Dorek took the Puma down low. Meena, resting her head against the window, saw fields rush up towards her, then a small town, its buildings and streets completely dark. Traffic crept along its roads like ants. Dorek took them in a quick circle, the Puma tilting at forty-five degrees, then rose nearly vertically.
Meena held onto her stomach. ‘Dorek, do we have to do this? You’re flying like a demented bee.’
‘It’s a search pattern,’ he told her.
Meena leaned her head against the window again. Headphones snaked out from under her green helmet. Her mobile had a radio and she had found a programme that wasn’t sending out emergency broadcasts. It was a phone-in programme in French, which she spoke fluently.
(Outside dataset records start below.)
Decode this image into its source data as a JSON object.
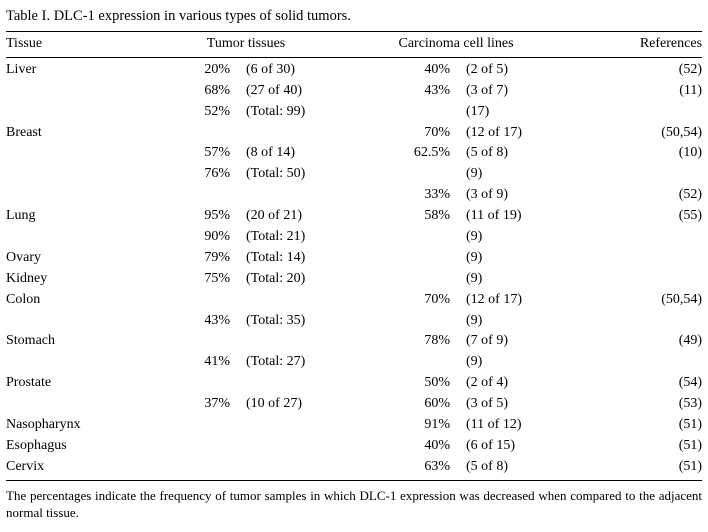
{
  "caption": "Table I. DLC-1 expression in various types of solid tumors.",
  "headers": {
    "tissue": "Tissue",
    "tumor": "Tumor tissues",
    "cell": "Carcinoma cell lines",
    "refs": "References"
  },
  "rows": [
    {
      "tissue": "Liver",
      "tt_pct": "20%",
      "tt_det": "(6 of 30)",
      "cc_pct": "40%",
      "cc_det": "(2 of 5)",
      "ref": "(52)"
    },
    {
      "tissue": "",
      "tt_pct": "68%",
      "tt_det": "(27 of 40)",
      "cc_pct": "43%",
      "cc_det": "(3 of 7)",
      "ref": "(11)"
    },
    {
      "tissue": "",
      "tt_pct": "52%",
      "tt_det": "(Total: 99)",
      "cc_pct": "",
      "cc_det": "(17)",
      "ref": ""
    },
    {
      "tissue": "Breast",
      "tt_pct": "",
      "tt_det": "",
      "cc_pct": "70%",
      "cc_det": "(12 of 17)",
      "ref": "(50,54)"
    },
    {
      "tissue": "",
      "tt_pct": "57%",
      "tt_det": "(8 of 14)",
      "cc_pct": "62.5%",
      "cc_det": "(5 of 8)",
      "ref": "(10)"
    },
    {
      "tissue": "",
      "tt_pct": "76%",
      "tt_det": "(Total: 50)",
      "cc_pct": "",
      "cc_det": "(9)",
      "ref": ""
    },
    {
      "tissue": "",
      "tt_pct": "",
      "tt_det": "",
      "cc_pct": "33%",
      "cc_det": "(3 of 9)",
      "ref": "(52)"
    },
    {
      "tissue": "Lung",
      "tt_pct": "95%",
      "tt_det": "(20 of 21)",
      "cc_pct": "58%",
      "cc_det": "(11 of 19)",
      "ref": "(55)"
    },
    {
      "tissue": "",
      "tt_pct": "90%",
      "tt_det": "(Total: 21)",
      "cc_pct": "",
      "cc_det": "(9)",
      "ref": ""
    },
    {
      "tissue": "Ovary",
      "tt_pct": "79%",
      "tt_det": "(Total: 14)",
      "cc_pct": "",
      "cc_det": "(9)",
      "ref": ""
    },
    {
      "tissue": "Kidney",
      "tt_pct": "75%",
      "tt_det": "(Total: 20)",
      "cc_pct": "",
      "cc_det": "(9)",
      "ref": ""
    },
    {
      "tissue": "Colon",
      "tt_pct": "",
      "tt_det": "",
      "cc_pct": "70%",
      "cc_det": "(12 of 17)",
      "ref": "(50,54)"
    },
    {
      "tissue": "",
      "tt_pct": "43%",
      "tt_det": "(Total: 35)",
      "cc_pct": "",
      "cc_det": "(9)",
      "ref": ""
    },
    {
      "tissue": "Stomach",
      "tt_pct": "",
      "tt_det": "",
      "cc_pct": "78%",
      "cc_det": "(7 of 9)",
      "ref": "(49)"
    },
    {
      "tissue": "",
      "tt_pct": "41%",
      "tt_det": "(Total: 27)",
      "cc_pct": "",
      "cc_det": "(9)",
      "ref": ""
    },
    {
      "tissue": "Prostate",
      "tt_pct": "",
      "tt_det": "",
      "cc_pct": "50%",
      "cc_det": "(2 of 4)",
      "ref": "(54)"
    },
    {
      "tissue": "",
      "tt_pct": "37%",
      "tt_det": "(10 of 27)",
      "cc_pct": "60%",
      "cc_det": "(3 of 5)",
      "ref": "(53)"
    },
    {
      "tissue": "Nasopharynx",
      "tt_pct": "",
      "tt_det": "",
      "cc_pct": "91%",
      "cc_det": "(11 of 12)",
      "ref": "(51)"
    },
    {
      "tissue": "Esophagus",
      "tt_pct": "",
      "tt_det": "",
      "cc_pct": "40%",
      "cc_det": "(6 of 15)",
      "ref": "(51)"
    },
    {
      "tissue": "Cervix",
      "tt_pct": "",
      "tt_det": "",
      "cc_pct": "63%",
      "cc_det": "(5 of 8)",
      "ref": "(51)"
    }
  ],
  "footnote": "The percentages indicate the frequency of tumor samples in which DLC-1 expression was decreased when compared to the adjacent normal tissue.",
  "style": {
    "font_family": "Times New Roman",
    "font_size_body_pt": 10.5,
    "font_size_foot_pt": 9.5,
    "rule_color": "#000000",
    "text_color": "#000000",
    "background_color": "#ffffff",
    "columns": {
      "tissue_align": "left",
      "tumor_pct_align": "right",
      "tumor_detail_align": "left",
      "cell_pct_align": "right",
      "cell_detail_align": "left",
      "refs_align": "right"
    }
  }
}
It made peculiar listening.
The host was cajoling listeners to call in with their views on the topic of the day — which was the disaster in London. It seemed like the French public were letting their imaginations run riot.
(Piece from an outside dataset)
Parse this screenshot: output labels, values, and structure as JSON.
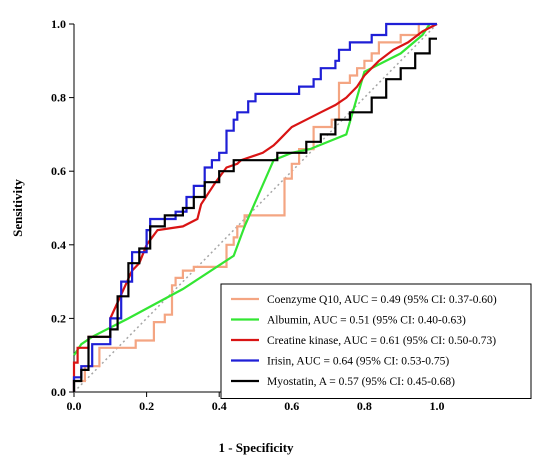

‘What will happen to the stock market? New York and Tokyo won’t have been able to do anything — the world economy will collapse. We should all be very worried about our pensions.’
‘The stock market will be moved out of London to Paris,’ said another caller confidently.
Phil’s voice on the headset inside the helmet drowned out the French scaremongering for a moment. ‘Dorek, what’s that down there? Circle around that traffic jam at eleven o’clock.’
Dorek nudged the stick and the Puma dropped its nose and swooped down like a bird. Meena felt queasy as the ground loomed up fast again.
Down below, a group of cars was clustered around a junction, vying for who would move first. Some people had got out and were having an argument. Wherever you went, it seemed people always had time for road rage.